I remember thinking that one day I wanted to be like him as he made me see the world as a panorama. It made me think that maybe I needed to make some western friends who might share the same outlook on life.
I left school after Form Seven and turned my hand to deejaying. The parents of a friend from Australia wanted to open a club in Hong Kong and were hiring DJs for the place they set up which was called Nova. I jumped at the chance. Those were good times for clubbing because the music scene was buzzing and the atmosphere was energetic and happy.
My poor old family, though, didn't even know what a DJ was. I'd researched the whole thing even down to the cabling. A lot of DJs know how to play music but don't know how to use the mixer properly while I can even fix it.
After deejaying for 20 years, I found that I was growing up and hungry for other things. Setting up the Pure Art Foundation has been about helping young people reach their potential. It's about giving them the courage to find their way.
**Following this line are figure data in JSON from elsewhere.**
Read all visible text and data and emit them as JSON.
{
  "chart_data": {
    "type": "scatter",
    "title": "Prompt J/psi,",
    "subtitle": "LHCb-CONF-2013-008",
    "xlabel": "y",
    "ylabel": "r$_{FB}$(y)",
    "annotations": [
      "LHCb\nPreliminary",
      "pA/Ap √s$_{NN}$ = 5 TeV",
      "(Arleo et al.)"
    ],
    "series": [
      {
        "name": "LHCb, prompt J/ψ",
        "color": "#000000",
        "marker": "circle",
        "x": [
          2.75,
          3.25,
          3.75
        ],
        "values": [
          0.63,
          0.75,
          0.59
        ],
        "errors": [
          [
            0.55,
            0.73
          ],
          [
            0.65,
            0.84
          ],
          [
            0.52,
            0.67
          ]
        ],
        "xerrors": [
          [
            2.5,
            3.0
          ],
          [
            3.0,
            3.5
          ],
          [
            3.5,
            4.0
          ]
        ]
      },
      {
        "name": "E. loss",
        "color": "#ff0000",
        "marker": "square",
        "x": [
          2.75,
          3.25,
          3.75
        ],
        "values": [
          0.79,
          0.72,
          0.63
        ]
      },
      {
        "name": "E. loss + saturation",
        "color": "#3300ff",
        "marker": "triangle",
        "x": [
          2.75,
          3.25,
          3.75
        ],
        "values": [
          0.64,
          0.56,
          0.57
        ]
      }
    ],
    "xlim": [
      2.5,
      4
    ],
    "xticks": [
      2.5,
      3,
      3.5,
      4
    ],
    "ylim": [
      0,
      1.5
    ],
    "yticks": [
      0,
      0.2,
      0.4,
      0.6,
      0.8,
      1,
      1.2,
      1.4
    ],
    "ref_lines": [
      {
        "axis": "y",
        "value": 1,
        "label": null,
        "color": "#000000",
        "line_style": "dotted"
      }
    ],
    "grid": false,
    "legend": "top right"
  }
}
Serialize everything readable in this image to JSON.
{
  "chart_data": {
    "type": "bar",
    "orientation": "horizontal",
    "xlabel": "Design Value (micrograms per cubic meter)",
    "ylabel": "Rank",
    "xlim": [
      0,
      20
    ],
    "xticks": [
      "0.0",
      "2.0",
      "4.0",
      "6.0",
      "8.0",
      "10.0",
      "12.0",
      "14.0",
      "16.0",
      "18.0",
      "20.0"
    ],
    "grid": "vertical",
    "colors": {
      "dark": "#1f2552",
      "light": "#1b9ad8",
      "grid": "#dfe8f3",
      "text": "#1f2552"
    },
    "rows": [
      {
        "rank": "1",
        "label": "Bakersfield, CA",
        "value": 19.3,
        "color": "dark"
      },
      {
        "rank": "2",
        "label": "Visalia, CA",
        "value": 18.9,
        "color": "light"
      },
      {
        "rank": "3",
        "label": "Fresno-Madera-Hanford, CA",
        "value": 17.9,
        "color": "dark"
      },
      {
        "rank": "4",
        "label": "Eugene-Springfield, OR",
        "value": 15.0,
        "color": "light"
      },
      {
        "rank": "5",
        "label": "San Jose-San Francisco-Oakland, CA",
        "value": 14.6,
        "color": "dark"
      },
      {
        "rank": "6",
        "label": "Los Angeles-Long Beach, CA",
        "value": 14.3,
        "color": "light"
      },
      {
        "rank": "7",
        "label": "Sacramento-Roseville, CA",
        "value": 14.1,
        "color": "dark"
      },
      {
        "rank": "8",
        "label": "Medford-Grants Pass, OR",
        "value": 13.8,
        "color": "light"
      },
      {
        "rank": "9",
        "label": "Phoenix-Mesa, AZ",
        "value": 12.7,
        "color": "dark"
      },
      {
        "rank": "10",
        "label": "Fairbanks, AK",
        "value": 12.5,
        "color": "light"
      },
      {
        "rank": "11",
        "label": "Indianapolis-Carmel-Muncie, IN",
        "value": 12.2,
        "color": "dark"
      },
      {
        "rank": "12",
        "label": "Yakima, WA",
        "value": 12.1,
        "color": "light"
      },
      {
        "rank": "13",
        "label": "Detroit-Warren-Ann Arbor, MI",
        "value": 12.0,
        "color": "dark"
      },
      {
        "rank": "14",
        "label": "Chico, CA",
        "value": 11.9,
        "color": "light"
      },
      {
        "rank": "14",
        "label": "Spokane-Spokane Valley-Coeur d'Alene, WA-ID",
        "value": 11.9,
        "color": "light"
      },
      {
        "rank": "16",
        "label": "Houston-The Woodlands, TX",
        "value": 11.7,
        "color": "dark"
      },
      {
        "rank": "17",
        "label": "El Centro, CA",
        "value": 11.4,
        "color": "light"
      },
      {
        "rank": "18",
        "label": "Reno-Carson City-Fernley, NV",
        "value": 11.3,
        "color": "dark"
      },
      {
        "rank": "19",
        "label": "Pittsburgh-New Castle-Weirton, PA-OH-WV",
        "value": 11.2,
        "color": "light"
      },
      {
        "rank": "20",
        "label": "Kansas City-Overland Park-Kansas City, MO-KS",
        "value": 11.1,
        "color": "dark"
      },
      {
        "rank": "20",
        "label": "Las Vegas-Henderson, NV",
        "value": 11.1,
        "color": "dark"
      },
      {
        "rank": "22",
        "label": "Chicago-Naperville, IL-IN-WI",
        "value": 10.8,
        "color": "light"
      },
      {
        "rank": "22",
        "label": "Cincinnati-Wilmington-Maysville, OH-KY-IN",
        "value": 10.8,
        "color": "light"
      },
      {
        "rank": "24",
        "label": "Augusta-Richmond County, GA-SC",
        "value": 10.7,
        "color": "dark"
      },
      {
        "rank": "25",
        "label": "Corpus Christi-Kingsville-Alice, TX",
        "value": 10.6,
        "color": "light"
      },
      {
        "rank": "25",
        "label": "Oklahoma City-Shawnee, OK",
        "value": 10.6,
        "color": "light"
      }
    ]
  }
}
It started with a friend asking me to help a young artist by lending them a space to work in. I'm finding it's about helping small projects and maybe giving small amounts of money to facilitate them.
We sponsored one movie and it was shown at the Berlin Film Festival and that thrilled me. That's what I get out of it. I think the world needs more light to make it bright. And if people need candles I don't mind being the candlestick maker.
I'm lucky my parents feel proud of me. I'm the youngest of more than half a dozen siblings so I didn't have a real position in my family. Mum and dad only got to know about what I did from seeing me on television. I'm sure to them I am just this girl who played loud music in my bedroom.